Ele sua. O ónibus parou onde ainda se via resquício de civilização, o resto é com as próprias pernas. O sol riscando o horizonte, distante e imortal. O tremular da visão devido ao calor. A poeira seca, rasteira e impregnante. O silêncio dos pássaros, da ausência do vento, desfeito pelo contato da bota com a terra batida cheia de pedregulhos. Lá está o homem que vai, pedaço do homem que veio. Sabe Deus se ele volta ou vai... Sabe Deus se deus sabe alguma coisa. Caminha, mala na mão, caminha. Se volta, volta para alguém que deixou um dia. Se vai, também deixa alguém quando vai. São os dois lados de quem parte.
Está ofegante, desacostumado ao sol forte, à caminhada longínqua. Não trabalhou menos desde que partiu, mas se acostumou aos malefícios da cidade e, mesmo não sendo filho dela, se habitou a chamá-la de mãe. Agora regressa, mais egresso do que quando partiu. O boi magro, do lado direito da estrada, mascando capim seco, deixando a baba escorrer por entres as folhas o faz lembrar que esse é o seu mundo, pelo menos o mundo que faz sentido ou que é capaz de fazê-lo sentir ou de fazê-lo se esquecer. Pára, vira-se para a rés e a encara de frente. Começa a arquejar, perde-se em descontrole e arremessa a mala em direção ao boi. A mala se arrebenta com o arame farpado da cerca, roupas se espalham pelo capim e o animal continua impávido.
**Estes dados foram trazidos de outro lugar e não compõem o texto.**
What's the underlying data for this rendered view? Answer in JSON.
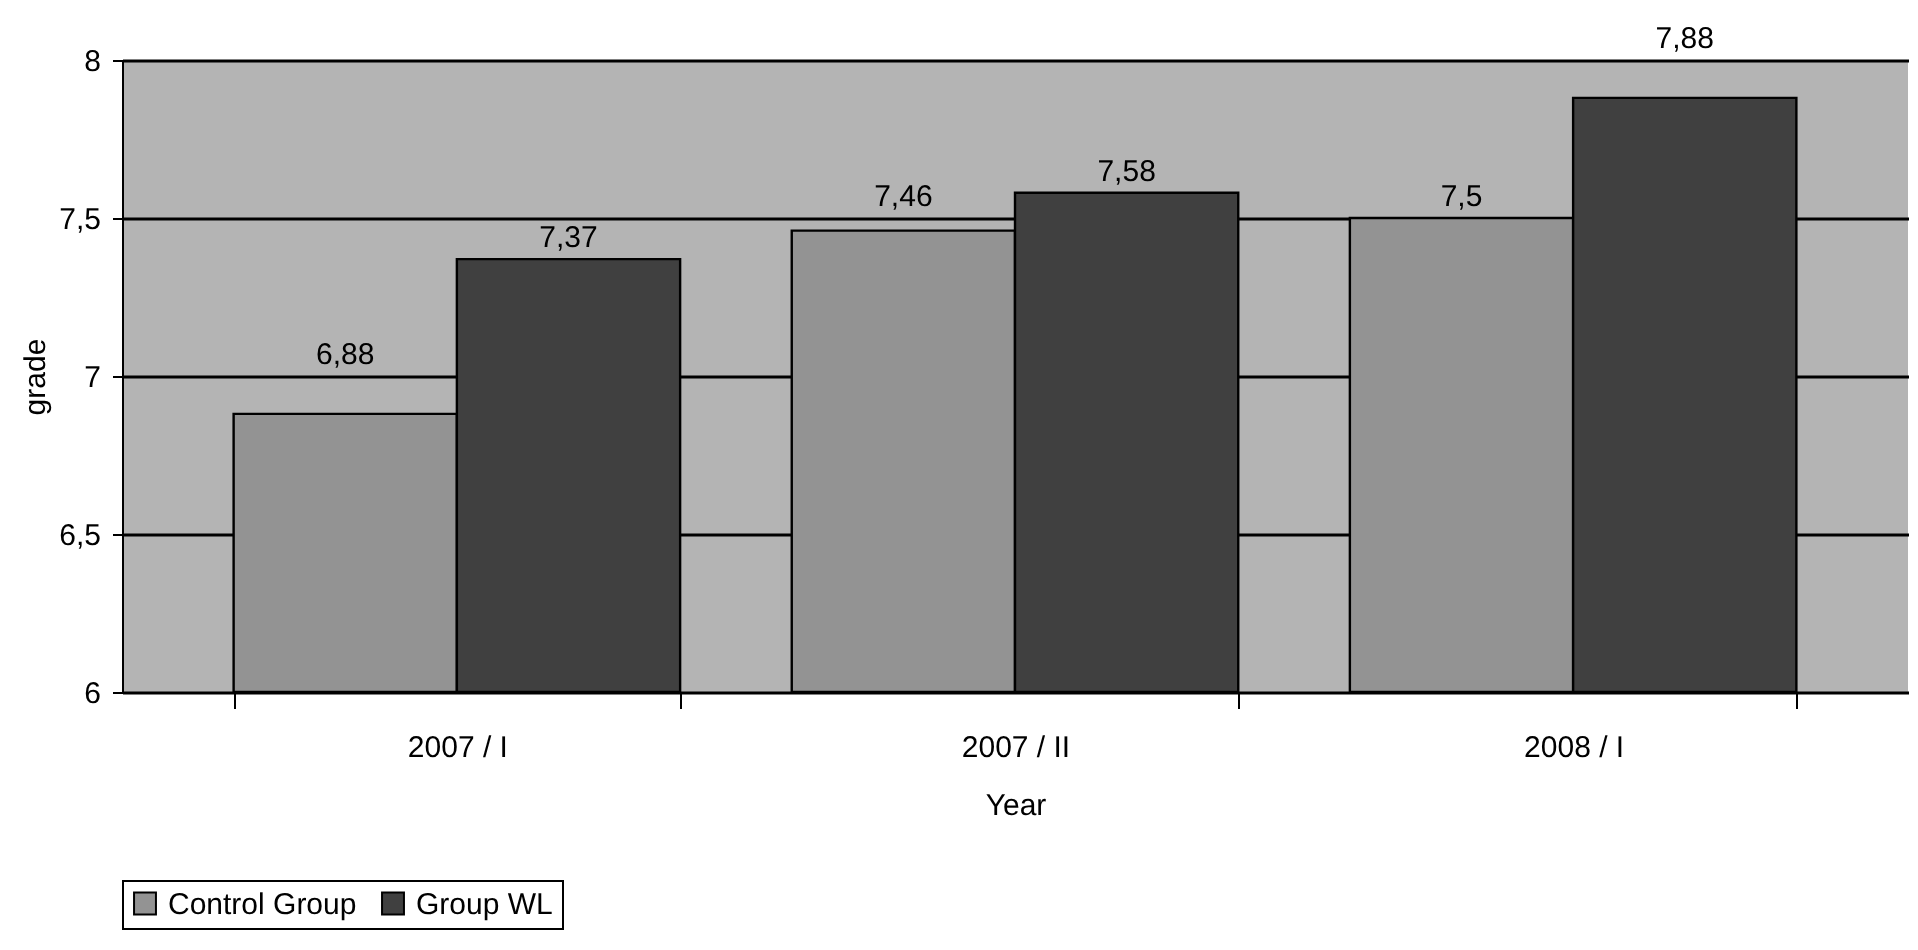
{
  "chart_data": {
    "type": "bar",
    "xlabel": "Year",
    "ylabel": "grade",
    "categories": [
      "2007 / I",
      "2007 / II",
      "2008 / I"
    ],
    "series": [
      {
        "name": "Control Group",
        "color": "#939393",
        "values": [
          6.88,
          7.46,
          7.5
        ],
        "value_labels": [
          "6,88",
          "7,46",
          "7,5"
        ]
      },
      {
        "name": "Group WL",
        "color": "#404040",
        "values": [
          7.37,
          7.58,
          7.88
        ],
        "value_labels": [
          "7,37",
          "7,58",
          "7,88"
        ]
      }
    ],
    "ylim": [
      6,
      8
    ],
    "yticks": [
      {
        "value": 6,
        "label": "6"
      },
      {
        "value": 6.5,
        "label": "6,5"
      },
      {
        "value": 7,
        "label": "7"
      },
      {
        "value": 7.5,
        "label": "7,5"
      },
      {
        "value": 8,
        "label": "8"
      }
    ],
    "grid": "y",
    "legend": "bottom"
  }
}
Mauro cai de joelhos, com as mãos sobre os cabelos encaracolados, grita num desespero de fazer acordar os deuses. O boi se deita em reverência. O som ecoa pela planície infinita e se perde. Nunca haverá alguém interessado em recuperá-lo. Mauro chora, escondido pela vastidão, chora como nunca fizera antes. Um mugido alto rompe o silêncio, e o boi se revela vaca. Ela mugi ainda mais uma vez anunciando que o vaqueiro está de volta e que, tão certo quanto ela é uma vaca, ele é um homem.
Ele se levanta e caminha em direção ao animal. Pula o que resta da cerca e pára a parcos centímetros da cabeça chifruda. Ainda chora, mas não mais desesperado. Esboça um sorriso, abaixa e se vê refletido nos grandes olhos negros da vaca. Vê-se como ela o vê. Fica assim por algum tempo, agora sorri satisfeito. Abraça o pescoço do animal e se deita ao seu lado, olha para o céu e se cega temporariamente pelo brilho do sol forte. A vaca levanta e caminha para onde não se sabe, ele permanece estendido no chão. Está de volta. Só não sabe ainda se sabe voltar.